„Man reist immer mit Toten im Gepäck …“
Der Reisende, der das behauptet, ist Mathias und sein schweres Gepäckstück ist Wladimir, „Wlado“, bzw. dessen Gespenst. Nach Jeannes Anruf reist er ein zweites Mal nach Russland. Schon beim ersten Mal hatte ein Telefongespräch mit seiner Liebe den Impuls gegeben – und die Tatsache, dass er gleich darauf auf ein Buch über Russland stößt und es direkt zu lesen beginnt. Und „diese Reise war fantastisch … voller herrlicher Alkoholsorten und Wehmut“. Alkohol, Drogen und fiebrige Leidenschaft prägen später die gemeinsame Zeit des Dreiecks Mathias, Jeanne, Wladimir.

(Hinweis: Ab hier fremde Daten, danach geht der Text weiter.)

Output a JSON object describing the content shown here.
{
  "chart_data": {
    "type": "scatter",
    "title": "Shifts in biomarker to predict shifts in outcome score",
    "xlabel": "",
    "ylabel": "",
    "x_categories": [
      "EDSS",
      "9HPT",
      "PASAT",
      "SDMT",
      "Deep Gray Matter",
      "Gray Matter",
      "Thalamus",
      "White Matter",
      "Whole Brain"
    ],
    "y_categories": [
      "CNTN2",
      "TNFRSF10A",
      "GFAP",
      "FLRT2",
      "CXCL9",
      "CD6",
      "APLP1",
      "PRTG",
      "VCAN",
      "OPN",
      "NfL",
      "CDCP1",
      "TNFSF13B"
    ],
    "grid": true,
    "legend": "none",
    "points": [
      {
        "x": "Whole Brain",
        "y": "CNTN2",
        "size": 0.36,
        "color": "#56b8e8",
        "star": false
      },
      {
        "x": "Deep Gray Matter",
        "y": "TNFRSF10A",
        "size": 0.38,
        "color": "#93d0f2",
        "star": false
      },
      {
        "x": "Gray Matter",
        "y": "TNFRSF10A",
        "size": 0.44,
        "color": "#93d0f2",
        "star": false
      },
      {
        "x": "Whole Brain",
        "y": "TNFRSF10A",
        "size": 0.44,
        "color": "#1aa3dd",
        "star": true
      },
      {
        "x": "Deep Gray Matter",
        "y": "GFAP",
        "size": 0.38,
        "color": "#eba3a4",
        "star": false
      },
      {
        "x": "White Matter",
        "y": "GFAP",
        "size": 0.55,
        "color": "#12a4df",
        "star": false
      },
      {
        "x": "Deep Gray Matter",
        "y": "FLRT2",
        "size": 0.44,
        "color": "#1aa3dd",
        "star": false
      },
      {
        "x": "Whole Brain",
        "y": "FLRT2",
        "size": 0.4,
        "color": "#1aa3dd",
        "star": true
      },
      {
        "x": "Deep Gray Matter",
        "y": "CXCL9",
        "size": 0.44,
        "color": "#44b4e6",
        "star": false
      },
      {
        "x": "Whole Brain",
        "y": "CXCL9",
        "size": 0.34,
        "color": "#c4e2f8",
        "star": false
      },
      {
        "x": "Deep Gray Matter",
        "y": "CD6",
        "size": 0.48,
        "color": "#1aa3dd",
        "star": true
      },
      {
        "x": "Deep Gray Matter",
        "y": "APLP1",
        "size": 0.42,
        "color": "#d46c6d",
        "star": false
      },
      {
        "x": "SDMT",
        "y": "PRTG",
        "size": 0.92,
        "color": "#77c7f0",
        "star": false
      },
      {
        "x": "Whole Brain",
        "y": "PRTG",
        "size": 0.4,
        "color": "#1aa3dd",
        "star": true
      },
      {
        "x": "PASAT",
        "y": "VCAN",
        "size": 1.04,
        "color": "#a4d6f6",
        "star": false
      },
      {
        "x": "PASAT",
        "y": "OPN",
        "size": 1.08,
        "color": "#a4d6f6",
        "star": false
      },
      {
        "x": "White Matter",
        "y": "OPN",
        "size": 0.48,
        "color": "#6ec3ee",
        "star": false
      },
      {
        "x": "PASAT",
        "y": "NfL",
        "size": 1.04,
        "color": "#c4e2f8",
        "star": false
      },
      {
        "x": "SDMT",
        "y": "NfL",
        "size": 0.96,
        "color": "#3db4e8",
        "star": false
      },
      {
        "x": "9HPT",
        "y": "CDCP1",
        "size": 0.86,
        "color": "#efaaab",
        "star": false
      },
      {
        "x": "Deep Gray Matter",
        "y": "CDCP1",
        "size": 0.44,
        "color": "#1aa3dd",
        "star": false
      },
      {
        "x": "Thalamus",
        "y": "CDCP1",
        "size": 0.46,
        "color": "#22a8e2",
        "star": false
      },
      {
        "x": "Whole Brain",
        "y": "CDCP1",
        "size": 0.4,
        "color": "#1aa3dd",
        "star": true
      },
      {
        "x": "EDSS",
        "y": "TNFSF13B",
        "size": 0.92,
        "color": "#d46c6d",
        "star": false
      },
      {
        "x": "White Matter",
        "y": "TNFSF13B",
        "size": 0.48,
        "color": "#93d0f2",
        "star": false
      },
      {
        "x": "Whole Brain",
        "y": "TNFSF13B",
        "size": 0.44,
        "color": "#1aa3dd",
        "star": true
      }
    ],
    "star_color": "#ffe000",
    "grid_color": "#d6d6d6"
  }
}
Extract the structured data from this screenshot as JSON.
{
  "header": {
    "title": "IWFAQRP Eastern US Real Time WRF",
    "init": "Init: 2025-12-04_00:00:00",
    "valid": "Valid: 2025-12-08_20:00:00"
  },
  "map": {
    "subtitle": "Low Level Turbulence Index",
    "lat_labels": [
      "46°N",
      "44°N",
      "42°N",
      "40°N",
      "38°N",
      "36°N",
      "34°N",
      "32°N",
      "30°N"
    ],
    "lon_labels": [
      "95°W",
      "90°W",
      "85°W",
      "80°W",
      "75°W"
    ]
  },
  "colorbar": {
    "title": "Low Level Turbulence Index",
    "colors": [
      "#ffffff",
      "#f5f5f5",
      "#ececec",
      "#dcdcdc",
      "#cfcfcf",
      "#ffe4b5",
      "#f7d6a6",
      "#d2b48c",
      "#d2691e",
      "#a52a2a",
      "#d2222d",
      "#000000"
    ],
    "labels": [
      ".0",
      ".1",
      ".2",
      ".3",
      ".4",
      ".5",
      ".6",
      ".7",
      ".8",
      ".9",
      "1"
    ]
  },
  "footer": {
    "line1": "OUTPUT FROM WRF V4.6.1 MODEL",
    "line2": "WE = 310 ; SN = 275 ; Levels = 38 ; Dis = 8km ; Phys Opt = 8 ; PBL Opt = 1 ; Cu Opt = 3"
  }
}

Letzten Endes geht jeder mit Schmerz auf seine eigene Weise um. Jeanne lässt sich Haken in den Rücken bohren, an denen sie sich aufhängen lässt, Matthias besteigt in Moskau den Zug nach Nowosibirsk, um Wladimirs Gespenst in sein entlegenes Heimatdorf zu begleite. Über drei Tage dauert die Fahrt, während der Mathias erzählt und den Leser zum Zuhörer macht – der Geschichten über und von Wolodja, der Zwiegespräche mit ihm oder dessen Gespenst („Wir haben nie darüber gesprochen“) und den Geständnissen („ich suchte die Gewalt, die meinen Worten fehlte, Wlad, in unserer maßlosen Freundschaft … in der Leidenschaft für Jeanne, die in deine Arme floh, im schönen Schmerz, sie in deine Armen zu sehen, in meinem offenbaren Fehlen von Eifersucht, in diesem freudigen Trost, dass du es warst, den sie in den Armen hielt“).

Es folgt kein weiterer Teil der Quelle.